The Plot by Jeffery Deaver
When J. B. Prescott, the hugely popular crime novelist, died, millions of readers around the world were stunned and saddened.
But only one fan thought that there was something more to his death than what was revealed in the press reports.
Rumpled, round, middle-aged Jimmy Malloy was an NYPD detective sergeant. He had three passions other than police work: his family, his boat, and reading. Malloy read anything, but preferred crime novels. He liked the clever plots and the fast-moving stories. That’s what books should be, he felt. He’d been at a party once and people were talking about how long they should give a book before they put it down. Some people had said they’d endure fifty pages, some said a hundred.
Malloy had laughed. “No, no, no. It’s not dental work, like you’re waiting for the anesthetic to kick in. You should enjoy the book from page one.”

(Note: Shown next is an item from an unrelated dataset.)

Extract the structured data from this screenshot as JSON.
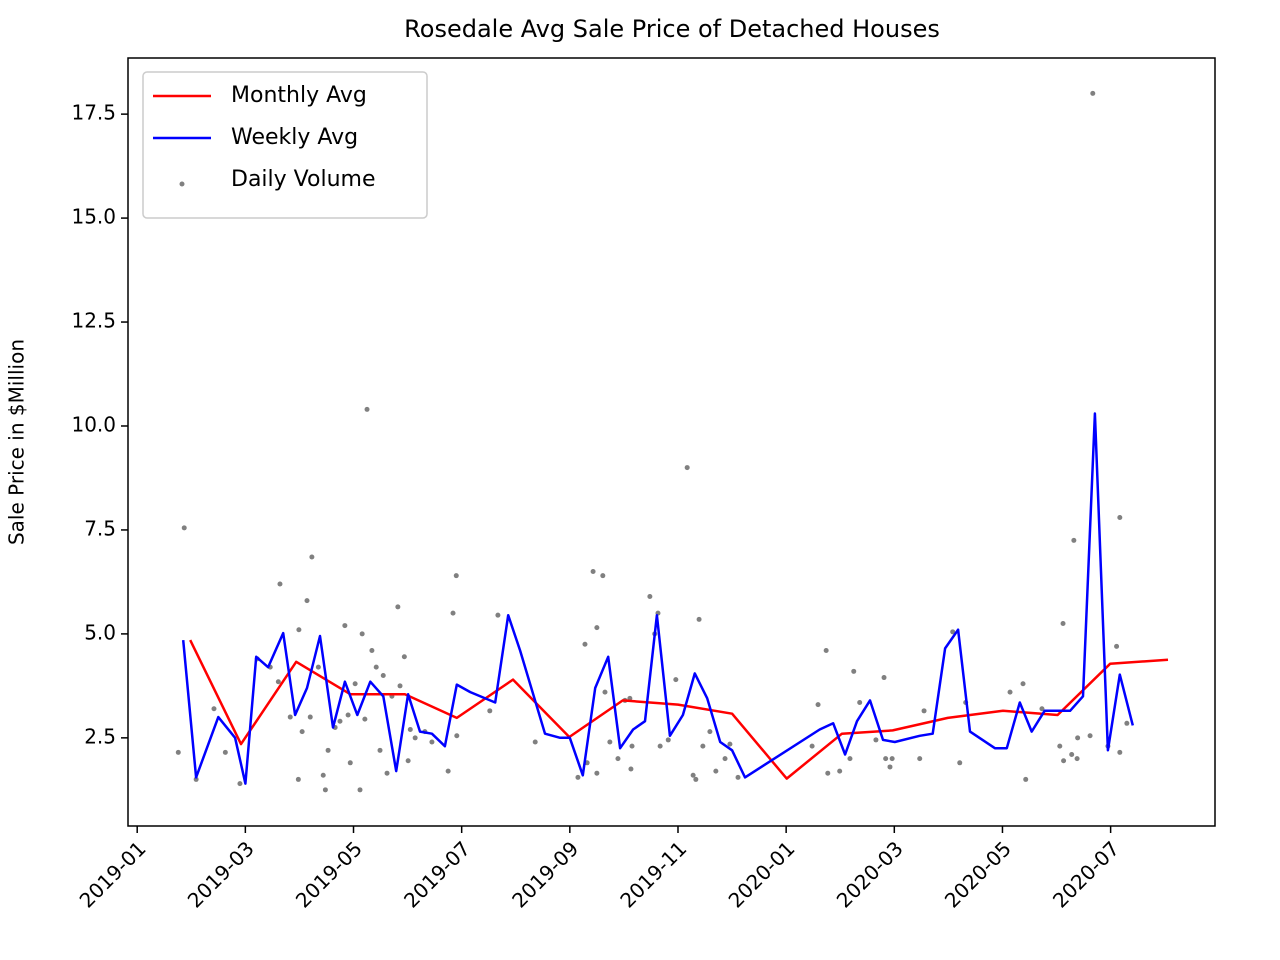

Prescott’s books were that way. They entertained you from the git-go. They took you away from your job, they took you away from the problems with your wife or daughter, your mortgage company.
They took you away from everything. And in this life, Malloy reflected, there was a lot to be taken away from.
“What’re you moping around about?” his partner, Ralph DeLeon, asked, walking into the shabby office they shared in the Midtown South Precinct, after half a weekend off. “I’m the only one round here got reason to be upset. Thanks to the Mets yesterday. Oh, wait. You don’t even know who the Mets are, son, do you?”
“Sure, I love basketball,” Malloy joked. But it was a distracted joke.
“So?” DeLeon asked. He was tall, slim, muscular, black-the opposite of Malloy, detail for detail.
“Got one of those feelings.”
“Shit. Last one of those feelings earned us a sit-down with the Dep Com.”
Plate glass and Corvettes are extremely expensive. Especially when owned by people with lawyers.
But Malloy wasn’t paying much attention to their past collars. Or to DeLeon. He once more read the obit that had appeared in the Times a month ago.
J.B. Prescott, 68, author of thirty-two best-selling crime novels, died yesterday while on a hike in a remote section of Vermont, where he had a summer home.
The cause of death was a heart attack.